Recall the White House mantra of "never let a crisis go to waste." Though the economic implosion had specific causes stemming from the financial and housing markets and how they were regulated, President Obama insisted that the items on his campaign wish list overhauling health care, imposing carbon cap-and-trade and reforming education would be the real solutions to the crisis.
"The fact is, our economy did not fall into decline overnight," Obama told Congress in February. And only by "investing" in policies formulated years before "toxic asset" became household words could America get out of the crisis.
As a result, we're now stuck with some of the most absurdly counterproductive legislation imaginable. The national debt is growing faster than the GDP. According to the Congressional Budget Office, within 10 years Uncle Sam's publicly held debt will double to 82 percent of GDP. The CBO predicts that by 2038, our debt will be 200 percent of GDP. Debt siphons off growth for the simple reason that dollars go to paying it off rather than investing in something productive.
Meanwhile, thanks to ongoing trade deficits and relentless borrowing, America's financial status is deteriorating rapidly. The Commerce Department reported Friday that the value of foreign assets owned by Americans is $19.89 trillion, while the value of American assets owned by foreigners is $23.36 trillion. In other words, we are a "net debtor" to the tune of $3.47 trillion. That represents a 62 percent increase over 2007.
Foreigners, most significantly China, own nearly 50 percent of our government's public debt.
So while the Obama administration frets over the largely phony idea that we are dangerously dependent on foreign oil (Canada sends us as much oil as the entire Persian Gulf region, and Mexico not much less), we are increasingly threatened by dependence on foreign bondholders who could wreak havoc on the dollar and our interest rates far more easily than OPEC could cut off our oil.

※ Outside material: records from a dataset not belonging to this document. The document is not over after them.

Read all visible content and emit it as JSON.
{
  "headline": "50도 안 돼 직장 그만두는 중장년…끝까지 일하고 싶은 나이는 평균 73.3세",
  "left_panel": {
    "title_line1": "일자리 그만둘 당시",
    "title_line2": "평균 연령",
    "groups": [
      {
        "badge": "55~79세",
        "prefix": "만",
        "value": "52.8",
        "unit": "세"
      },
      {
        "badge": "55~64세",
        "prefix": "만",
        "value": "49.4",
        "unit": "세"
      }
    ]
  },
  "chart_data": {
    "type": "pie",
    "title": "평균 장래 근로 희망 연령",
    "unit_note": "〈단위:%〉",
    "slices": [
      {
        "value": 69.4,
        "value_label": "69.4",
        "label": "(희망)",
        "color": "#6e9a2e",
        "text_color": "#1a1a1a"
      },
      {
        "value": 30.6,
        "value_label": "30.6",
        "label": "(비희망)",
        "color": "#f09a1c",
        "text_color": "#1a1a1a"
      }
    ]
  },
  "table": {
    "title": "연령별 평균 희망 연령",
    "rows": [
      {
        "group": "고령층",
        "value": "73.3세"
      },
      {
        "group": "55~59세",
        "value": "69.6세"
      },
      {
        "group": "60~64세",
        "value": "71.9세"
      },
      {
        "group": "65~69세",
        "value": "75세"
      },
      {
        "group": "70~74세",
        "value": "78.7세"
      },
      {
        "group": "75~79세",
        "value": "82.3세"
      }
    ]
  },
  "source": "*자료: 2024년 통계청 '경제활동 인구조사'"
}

And what are we doing in response? For starters, the House passed carbon cap-and-trade legislation that essentially adds an onerous and inefficient energy tax on everyone, outsources jobs to carbon-profligate India and China, and raises tariffs in an attempt to stem the inevitable bleeding of jobs and manufacturing (the last time we raised tariffs in the midst of a bad recession, we got the Depression). Rather than have America invest in new oil and gas jobs (among the highest-paying of any industry), House Speaker Nancy Pelosi insists that one-time gigs weatherizing Granny's attic and replacing light bulbs are preferable.
Worse, even if you think climate change is a huge threat, the bill's own supporters admit its impact on global warming will be trivial. But, we're told, we must lead by example. Of course, we've led by example in refusing to exploit our oil reserves for three decades, and so far no one has followed us.

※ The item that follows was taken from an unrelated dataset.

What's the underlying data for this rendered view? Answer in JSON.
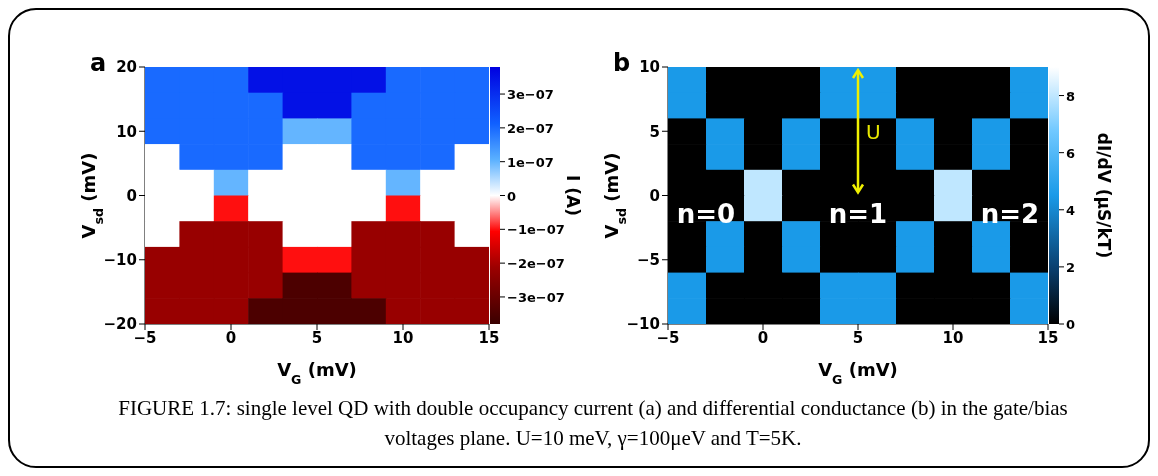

Then there's health care "reform," aspects of which the administration insists will save money. But according to the CBO, the whole thing will cost $1 trillion to $1.6 trillion. The savings will allegedly come from government-imposed efficiency which approaches "jumbo shrimp" as an oxymoron. It's funny how nobody has been talking up Medicare as a source of huge savings, and yet that's the model: Medicare for everyone.

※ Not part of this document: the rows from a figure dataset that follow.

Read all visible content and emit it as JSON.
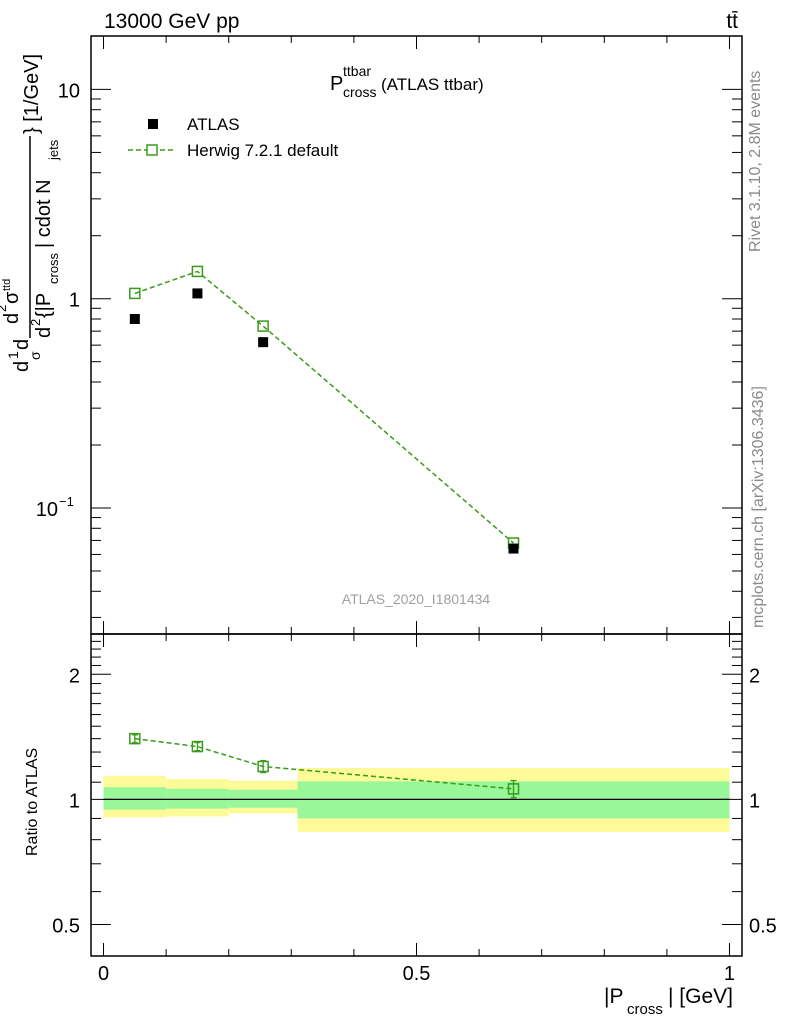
{
  "header": {
    "energy_label": "13000 GeV pp",
    "process_label": "tt̄"
  },
  "side_labels": {
    "rivet": "Rivet 3.1.10,  2.8M events",
    "mcplots": "mcplots.cern.ch [arXiv:1306.3436]"
  },
  "chart_data": [
    {
      "type": "scatter",
      "title": {
        "main": "P",
        "sup": "ttbar",
        "sub": "cross",
        "suffix": " (ATLAS ttbar)"
      },
      "analysis_tag": "ATLAS_2020_I1801434",
      "ylabel_parts": [
        "d",
        "1",
        "σ",
        "d",
        "d",
        "2",
        "σ",
        "ttd",
        "d",
        "2",
        " {|P",
        "cross",
        "| cdot N",
        "jets",
        "} [1/GeV]"
      ],
      "yscale": "log",
      "ylim": [
        0.025,
        18
      ],
      "xlim": [
        -0.02,
        1.02
      ],
      "y_ticks": [
        {
          "value": 0.1,
          "base": "10",
          "exp": "−1"
        },
        {
          "value": 1,
          "base": "1",
          "exp": ""
        },
        {
          "value": 10,
          "base": "10",
          "exp": ""
        }
      ],
      "legend_position": "top-left",
      "series": [
        {
          "name": "ATLAS",
          "marker": "filled-square",
          "color": "#000000",
          "x": [
            0.05,
            0.15,
            0.255,
            0.655
          ],
          "y": [
            0.8,
            1.06,
            0.62,
            0.064
          ]
        },
        {
          "name": "Herwig 7.2.1 default",
          "marker": "open-square",
          "line": "dashed",
          "color": "#3a9a1a",
          "x": [
            0.05,
            0.15,
            0.255,
            0.655
          ],
          "y": [
            1.06,
            1.35,
            0.74,
            0.068
          ]
        }
      ]
    },
    {
      "type": "scatter",
      "ylabel": "Ratio to ATLAS",
      "xlabel_parts": [
        "|P",
        "cross",
        "| [GeV]"
      ],
      "yscale": "log",
      "ylim": [
        0.42,
        2.5
      ],
      "xlim": [
        -0.02,
        1.02
      ],
      "x_ticks": [
        {
          "value": 0,
          "label": "0"
        },
        {
          "value": 0.5,
          "label": "0.5"
        },
        {
          "value": 1,
          "label": "1"
        }
      ],
      "y_ticks": [
        {
          "value": 0.5,
          "label": "0.5"
        },
        {
          "value": 1,
          "label": "1"
        },
        {
          "value": 2,
          "label": "2"
        }
      ],
      "reference_line": 1,
      "bands": [
        {
          "x0": 0.0,
          "x1": 0.1,
          "inner": [
            0.945,
            1.07
          ],
          "outer": [
            0.905,
            1.14
          ]
        },
        {
          "x0": 0.1,
          "x1": 0.2,
          "inner": [
            0.95,
            1.06
          ],
          "outer": [
            0.91,
            1.12
          ]
        },
        {
          "x0": 0.2,
          "x1": 0.31,
          "inner": [
            0.955,
            1.055
          ],
          "outer": [
            0.925,
            1.11
          ]
        },
        {
          "x0": 0.31,
          "x1": 1.0,
          "inner": [
            0.9,
            1.105
          ],
          "outer": [
            0.835,
            1.19
          ]
        }
      ],
      "band_colors": {
        "inner": "#99f799",
        "outer": "#fdfb99"
      },
      "series": [
        {
          "name": "Herwig 7.2.1 default",
          "marker": "open-square",
          "line": "dashed",
          "color": "#3a9a1a",
          "x": [
            0.05,
            0.15,
            0.255,
            0.655
          ],
          "y": [
            1.4,
            1.34,
            1.2,
            1.06
          ],
          "err": [
            0.03,
            0.03,
            0.04,
            0.05
          ]
        }
      ]
    }
  ]
}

In fairness, the Obama administration did tackle the financial crisis more directly. It passed a $787 billion stimulus bill that hasn't prevented unemployment from soaring (in January, when the stimulus was on the table, the administration estimated joblessness would peak at just above 8 percent; it's now 9.4 percent and rising). Maybe that's because the bulk of the stimulus wasn't meant to kick in until 2010 and beyond after the administration's predicted robust economic growth began. Or maybe it's because much of it was intended to pay for a pent-up wish list of Democratic projects.
Now Obama is publicly mulling the possibility of a "second stimulus" that would in fact be the third stimulus (let's not forget President Bush's $168 billion "booster shot for our economy"), paid for with money we don't have or with tax hikes we don't need. But, hey, anything's worth it to savor the pig for as long as possible.